Natürlich nicht jede Minute und jede Sekunde. Und auch keine himmelhoch jauchzende Liebesbrunst. Aber ein warmes Gefühl der Verbindung und Dankbarkeit. Jeden Tag. Immer mal.

Das kannst du auch. Wenn du beginnst, selbst auf deine Bedürfnisse zu achten und sie zu erfüllen. Wenn du deine Gedanken vom Partner weglenkst zu dir.

Wenn du wieder den Menschen erkennst, mit dem du freiwillig dein Leben teilst. Warum sollte der andere sich ändern, weil du mit ihm zusammenleben möchtest? Und du dich, weil er mit dir zusammenwohnen will?

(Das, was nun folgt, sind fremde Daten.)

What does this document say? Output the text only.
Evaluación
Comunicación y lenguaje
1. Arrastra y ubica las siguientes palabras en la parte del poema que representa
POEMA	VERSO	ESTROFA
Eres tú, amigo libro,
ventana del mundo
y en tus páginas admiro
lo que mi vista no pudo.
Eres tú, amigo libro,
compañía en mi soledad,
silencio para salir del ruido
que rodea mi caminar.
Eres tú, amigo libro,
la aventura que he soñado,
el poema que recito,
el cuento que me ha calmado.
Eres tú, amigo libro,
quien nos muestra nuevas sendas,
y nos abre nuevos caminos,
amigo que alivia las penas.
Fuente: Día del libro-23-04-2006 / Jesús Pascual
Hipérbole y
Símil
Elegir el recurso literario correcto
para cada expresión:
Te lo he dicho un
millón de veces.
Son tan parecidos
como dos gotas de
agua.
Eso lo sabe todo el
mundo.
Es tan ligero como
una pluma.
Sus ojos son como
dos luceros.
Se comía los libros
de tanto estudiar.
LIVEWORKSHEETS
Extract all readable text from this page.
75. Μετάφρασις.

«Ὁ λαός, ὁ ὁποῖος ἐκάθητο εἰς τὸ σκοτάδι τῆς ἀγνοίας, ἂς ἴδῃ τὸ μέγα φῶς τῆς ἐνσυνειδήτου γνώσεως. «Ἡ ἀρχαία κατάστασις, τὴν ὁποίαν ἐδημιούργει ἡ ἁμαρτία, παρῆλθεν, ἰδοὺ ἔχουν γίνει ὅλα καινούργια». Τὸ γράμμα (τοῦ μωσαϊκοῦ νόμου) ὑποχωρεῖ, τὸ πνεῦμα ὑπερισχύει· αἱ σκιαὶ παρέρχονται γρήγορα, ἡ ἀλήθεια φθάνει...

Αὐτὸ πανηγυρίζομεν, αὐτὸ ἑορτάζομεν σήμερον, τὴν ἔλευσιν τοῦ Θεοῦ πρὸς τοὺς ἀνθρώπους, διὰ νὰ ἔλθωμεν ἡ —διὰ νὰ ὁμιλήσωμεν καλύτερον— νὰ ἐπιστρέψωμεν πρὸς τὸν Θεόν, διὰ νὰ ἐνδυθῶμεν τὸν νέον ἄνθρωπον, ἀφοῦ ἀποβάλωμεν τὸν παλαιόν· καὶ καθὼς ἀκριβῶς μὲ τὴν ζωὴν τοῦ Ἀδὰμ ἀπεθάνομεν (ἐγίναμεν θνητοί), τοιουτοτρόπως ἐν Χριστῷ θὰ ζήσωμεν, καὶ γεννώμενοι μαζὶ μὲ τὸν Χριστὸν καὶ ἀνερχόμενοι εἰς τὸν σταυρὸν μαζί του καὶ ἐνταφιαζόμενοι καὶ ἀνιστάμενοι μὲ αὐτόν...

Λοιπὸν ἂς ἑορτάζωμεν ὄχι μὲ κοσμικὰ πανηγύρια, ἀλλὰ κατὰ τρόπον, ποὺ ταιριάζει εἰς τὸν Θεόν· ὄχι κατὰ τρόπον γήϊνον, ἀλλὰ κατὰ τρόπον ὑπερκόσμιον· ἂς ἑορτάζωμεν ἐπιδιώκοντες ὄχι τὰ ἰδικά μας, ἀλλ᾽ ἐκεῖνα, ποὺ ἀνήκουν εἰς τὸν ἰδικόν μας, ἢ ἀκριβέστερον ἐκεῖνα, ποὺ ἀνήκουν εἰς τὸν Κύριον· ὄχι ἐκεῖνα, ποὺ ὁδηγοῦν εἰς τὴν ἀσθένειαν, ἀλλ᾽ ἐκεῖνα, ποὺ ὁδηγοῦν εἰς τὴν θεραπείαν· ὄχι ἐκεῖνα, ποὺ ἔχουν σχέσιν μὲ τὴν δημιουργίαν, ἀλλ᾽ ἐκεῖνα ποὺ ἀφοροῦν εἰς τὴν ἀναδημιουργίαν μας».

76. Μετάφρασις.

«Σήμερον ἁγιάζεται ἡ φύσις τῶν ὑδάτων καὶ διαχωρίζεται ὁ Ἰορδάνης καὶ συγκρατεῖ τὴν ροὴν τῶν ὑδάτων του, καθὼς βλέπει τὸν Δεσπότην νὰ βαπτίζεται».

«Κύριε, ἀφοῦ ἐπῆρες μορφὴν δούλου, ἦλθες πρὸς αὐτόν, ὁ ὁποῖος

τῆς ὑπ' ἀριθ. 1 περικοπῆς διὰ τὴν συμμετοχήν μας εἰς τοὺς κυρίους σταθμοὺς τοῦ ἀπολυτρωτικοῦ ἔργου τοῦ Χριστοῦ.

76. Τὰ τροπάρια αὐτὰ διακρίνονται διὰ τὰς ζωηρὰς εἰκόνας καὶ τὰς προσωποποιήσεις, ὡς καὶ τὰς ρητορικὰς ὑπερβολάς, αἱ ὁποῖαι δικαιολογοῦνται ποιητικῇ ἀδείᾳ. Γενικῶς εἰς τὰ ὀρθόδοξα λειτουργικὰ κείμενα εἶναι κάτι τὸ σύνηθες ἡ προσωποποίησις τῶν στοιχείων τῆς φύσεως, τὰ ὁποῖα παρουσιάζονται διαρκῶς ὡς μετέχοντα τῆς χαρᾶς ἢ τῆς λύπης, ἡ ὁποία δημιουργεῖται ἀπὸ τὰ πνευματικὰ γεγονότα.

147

Beginne bei dir und sei offen für eine neue Art Beziehungsalltag, wo Gefühle nicht von Socken verdrängt werden.

Sei es dir wert.

2 Kommentare, sei der nächste!

  1. Mein Partner und ich hatten auch schon wegen herumliegender Sachen Streit. Mittlerweile räumt er seinen Kram aber meistens weg, weil er weiß wie wichtig mir Ordnung in unserer Wohnung ist. Er macht es mir zuliebe. :) Zusammen in einer Wohnung zu wohnen geht mit Rücksicht und Entgegenkommen einher.

  2. Liebe Brivamü,

    da hast du natürlich auch recht. Rücksicht und Entgegenkommen sind das A und O für ein angenehmes Zusammenleben. Ich habe leider oft den Eindruck, dass das Entgegenkommen meist von den „unordentlicheren“ Menschen kommen muss, während ich merkte, dass ich meinem Freund auch entgegen kommen kann, indem ich erkenne, dass er ein Grundbedürfnis nach Entspanntheit und Lebendigkeit im Haushalt hat und ich mit meinem ständigen Ordnungszwang auch ihm das Leben vermieste. Am wichtigsten finde ich es, zusammen zu spüren, wie weit jeder einen Schritt auf den anderen zugehen kann und nicht „automatisch“ nach alten moralischen Mustern zu urteilen (wer Ordnung will hat automatisch recht und wer schlampig ist, muss automatisch an sich arbeiten).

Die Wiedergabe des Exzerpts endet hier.